Life had other plans for me and it wasn’t my time to open a dance studio – I got pregnant, got busy being a mom and I put my dream on hold. But the idea kept creeping back into my mind and I would dismiss it. I did what many of us do – I got busy with being busy. When my mother passed away shortly thereafter, I dealt with the pain by throwing myself into my work and continuing the practice of “keeping busy”. I was a marketing executive at the time and spent most of my grieving days working from home, isolated and lost in my thoughts, with a nagging feeling that I was meant to do something else. My mother’s premature death scared me because it made me think about all the things my mother wanted to do in her life but now couldn’t. That experience and my ongoing yearning for finding something true, made me start questioning the value of what I was doing and what my unique purpose was in life.
As an exploration of that “purpose”, I started to create stuff – I made a dance film in honor of my mom, I wrote an essay that I read at a theater in the Mission District; I started a lunch discussion called “Women Inspiring Women.” I used artistic expression as a way to find myself and in doing so, I realized that I was not alone.
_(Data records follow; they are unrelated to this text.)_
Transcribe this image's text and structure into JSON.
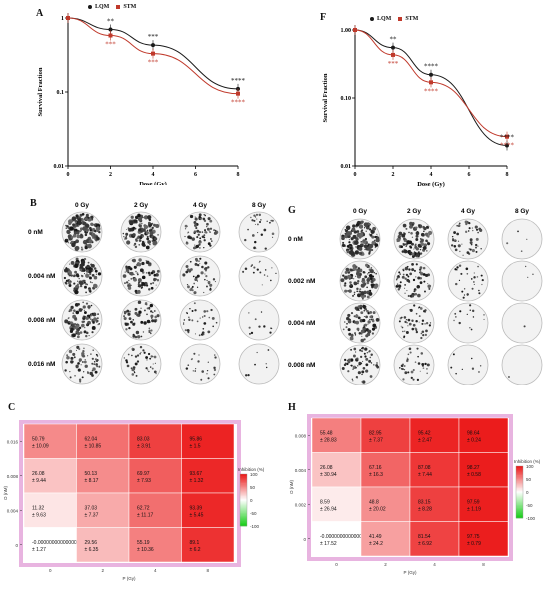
{
  "panels": {
    "A": "A",
    "F": "F",
    "B": "B",
    "G": "G",
    "C": "C",
    "H": "H"
  },
  "legend": {
    "lqm": "LQM",
    "stm": "STM",
    "lqm_color": "#1a1a1a",
    "stm_color": "#c0392b"
  },
  "chart_data": [
    {
      "id": "A",
      "type": "line",
      "xlabel": "Dose (Gy)",
      "ylabel": "Survival Fraction",
      "xlim": [
        0,
        8
      ],
      "ylim": [
        0.01,
        1
      ],
      "yscale": "log",
      "x_ticks": [
        "0",
        "2",
        "4",
        "6",
        "8"
      ],
      "y_ticks": [
        "1",
        "0.1",
        "0.01"
      ],
      "series": [
        {
          "name": "LQM",
          "x": [
            0,
            2,
            4,
            8
          ],
          "values": [
            1.0,
            0.7,
            0.43,
            0.11
          ],
          "marker": "circle",
          "color": "#1a1a1a"
        },
        {
          "name": "STM",
          "x": [
            0,
            2,
            4,
            8
          ],
          "values": [
            1.0,
            0.58,
            0.33,
            0.095
          ],
          "marker": "square",
          "color": "#c0392b"
        }
      ],
      "annotations": [
        {
          "x": 2,
          "above": "**",
          "below": "***"
        },
        {
          "x": 4,
          "above": "***",
          "below": "***"
        },
        {
          "x": 8,
          "above": "****",
          "below": "****"
        }
      ]
    },
    {
      "id": "F",
      "type": "line",
      "xlabel": "Dose (Gy)",
      "ylabel": "Survival Fraction",
      "xlim": [
        0,
        8
      ],
      "ylim": [
        0.01,
        1
      ],
      "yscale": "log",
      "x_ticks": [
        "0",
        "2",
        "4",
        "6",
        "8"
      ],
      "y_ticks": [
        "1.00",
        "0.10",
        "0.01"
      ],
      "series": [
        {
          "name": "LQM",
          "x": [
            0,
            2,
            4,
            8
          ],
          "values": [
            1.0,
            0.55,
            0.22,
            0.02
          ],
          "marker": "circle",
          "color": "#1a1a1a"
        },
        {
          "name": "STM",
          "x": [
            0,
            2,
            4,
            8
          ],
          "values": [
            1.0,
            0.43,
            0.17,
            0.027
          ],
          "marker": "square",
          "color": "#c0392b"
        }
      ],
      "annotations": [
        {
          "x": 2,
          "above": "**",
          "below": "***"
        },
        {
          "x": 4,
          "above": "****",
          "below": "****"
        },
        {
          "x": 8,
          "above": "****",
          "below": "****"
        }
      ]
    },
    {
      "id": "C",
      "type": "heatmap",
      "xlabel": "P (Gy)",
      "ylabel": "O (nM)",
      "x_ticks": [
        "0",
        "2",
        "4",
        "8"
      ],
      "y_ticks": [
        "0.016",
        "0.008",
        "0.004",
        "0"
      ],
      "colorbar_title": "Inhibition (%)",
      "colorbar_ticks": [
        "100",
        "50",
        "0",
        "-50",
        "-100"
      ],
      "cells": [
        [
          {
            "v": 50.79,
            "t": "50.79",
            "s": "± 10.09"
          },
          {
            "v": 62.04,
            "t": "62.04",
            "s": "± 10.85"
          },
          {
            "v": 83.03,
            "t": "83.03",
            "s": "± 3.91"
          },
          {
            "v": 95.86,
            "t": "95.86",
            "s": "± 1.5"
          }
        ],
        [
          {
            "v": 26.08,
            "t": "26.08",
            "s": "± 9.44"
          },
          {
            "v": 50.13,
            "t": "50.13",
            "s": "± 8.17"
          },
          {
            "v": 69.97,
            "t": "69.97",
            "s": "± 7.93"
          },
          {
            "v": 93.67,
            "t": "93.67",
            "s": "± 1.32"
          }
        ],
        [
          {
            "v": 11.32,
            "t": "11.32",
            "s": "± 9.63"
          },
          {
            "v": 37.03,
            "t": "37.03",
            "s": "± 7.37"
          },
          {
            "v": 62.72,
            "t": "62.72",
            "s": "± 11.17"
          },
          {
            "v": 93.39,
            "t": "93.39",
            "s": "± 5.45"
          }
        ],
        [
          {
            "v": 0,
            "t": "-0.0000000000000095",
            "s": "± 1.27"
          },
          {
            "v": 29.56,
            "t": "29.56",
            "s": "± 6.35"
          },
          {
            "v": 55.19,
            "t": "55.19",
            "s": "± 10.36"
          },
          {
            "v": 89.1,
            "t": "89.1",
            "s": "± 6.2"
          }
        ]
      ]
    },
    {
      "id": "H",
      "type": "heatmap",
      "xlabel": "P (Gy)",
      "ylabel": "O (nM)",
      "x_ticks": [
        "0",
        "2",
        "4",
        "8"
      ],
      "y_ticks": [
        "0.008",
        "0.004",
        "0.002",
        "0"
      ],
      "colorbar_title": "Inhibition (%)",
      "colorbar_ticks": [
        "100",
        "50",
        "0",
        "-50",
        "-100"
      ],
      "cells": [
        [
          {
            "v": 55.48,
            "t": "55.48",
            "s": "± 28.83"
          },
          {
            "v": 82.95,
            "t": "82.95",
            "s": "± 7.37"
          },
          {
            "v": 95.42,
            "t": "95.42",
            "s": "± 2.47"
          },
          {
            "v": 98.64,
            "t": "98.64",
            "s": "± 0.24"
          }
        ],
        [
          {
            "v": 26.08,
            "t": "26.08",
            "s": "± 30.94"
          },
          {
            "v": 67.16,
            "t": "67.16",
            "s": "± 16.3"
          },
          {
            "v": 87.08,
            "t": "87.08",
            "s": "± 7.44"
          },
          {
            "v": 98.27,
            "t": "98.27",
            "s": "± 0.58"
          }
        ],
        [
          {
            "v": 8.59,
            "t": "8.59",
            "s": "± 26.94"
          },
          {
            "v": 48.8,
            "t": "48.8",
            "s": "± 20.02"
          },
          {
            "v": 83.15,
            "t": "83.15",
            "s": "± 8.28"
          },
          {
            "v": 97.59,
            "t": "97.59",
            "s": "± 1.19"
          }
        ],
        [
          {
            "v": 0,
            "t": "-0.0000000000000047",
            "s": "± 17.52"
          },
          {
            "v": 41.49,
            "t": "41.49",
            "s": "± 24.2"
          },
          {
            "v": 81.54,
            "t": "81.54",
            "s": "± 6.92"
          },
          {
            "v": 97.75,
            "t": "97.75",
            "s": "± 0.79"
          }
        ]
      ]
    }
  ],
  "dishesB": {
    "cols": [
      "0 Gy",
      "2 Gy",
      "4 Gy",
      "8 Gy"
    ],
    "rows": [
      "0 nM",
      "0.004 nM",
      "0.008 nM",
      "0.016 nM"
    ],
    "density": [
      [
        0.9,
        0.75,
        0.5,
        0.2
      ],
      [
        0.8,
        0.6,
        0.35,
        0.12
      ],
      [
        0.65,
        0.45,
        0.25,
        0.08
      ],
      [
        0.45,
        0.3,
        0.15,
        0.05
      ]
    ]
  },
  "dishesG": {
    "cols": [
      "0 Gy",
      "2 Gy",
      "4 Gy",
      "8 Gy"
    ],
    "rows": [
      "0 nM",
      "0.002 nM",
      "0.004 nM",
      "0.008 nM"
    ],
    "density": [
      [
        0.9,
        0.7,
        0.35,
        0.03
      ],
      [
        0.75,
        0.5,
        0.2,
        0.02
      ],
      [
        0.6,
        0.35,
        0.1,
        0.01
      ],
      [
        0.45,
        0.25,
        0.06,
        0.01
      ]
    ]
  }
}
The more I expressed myself, the more I realized that there were other women who felt just like me, who felt stuck and needed a community of other inspiring women to create, to express, to help each other in this story called life. Women who wanted to change careers, start a business, go back to work, or take time off for to pursue a passion – there was no “space” both literally and metaphorically to find and create meaningful work that was outside of the “work” norms. From that creative questioning, The Hivery was born.
I knew from the beginning that The Hivery was more than just an idea, it had to be a physical space, a movement really, about working in an entirely different way. I wanted to create a new model for the way work can be done and that we can create successful, viable work in a kind, supportive and light-filled environment. I wanted to create a space where the creative and collaborative process could be embraced, not just by artists, but by everyone seeking her next chapter.
The Hivery has evolved and changed, like a true hive that expands and grows with the support of its’ community. In the beginning, I had no idea where it would go. I allowed myself to be guided by three core values: kindness, creativity, and community. And those three principles have shown me the way.
What I’ve learned since launching The Hivery three years ago is that everything I learned about business and life, I learned in the dance studio. Learning how to express yourself in the most authentic manner, showing up every day and doing the work, and surrounding yourself with kind people who believe in what’s possible for you.
Show up, make something, don’t do it alone, repeat. What I hope for the community at The Hivery is that they find their own “inner artist” to own who they really are, express the unique gifts that they have to offer and find empowerment to make their contribution to this world.
xoxo // Grace
“This place has a magic to it. It holds and creates support, vision, dreams, kindness, knowledge, and the brilliance of humanity. I have wanted to open a creative, collaborative center for people to cultivate themselves for many, many years. This is my chance. This is my something.”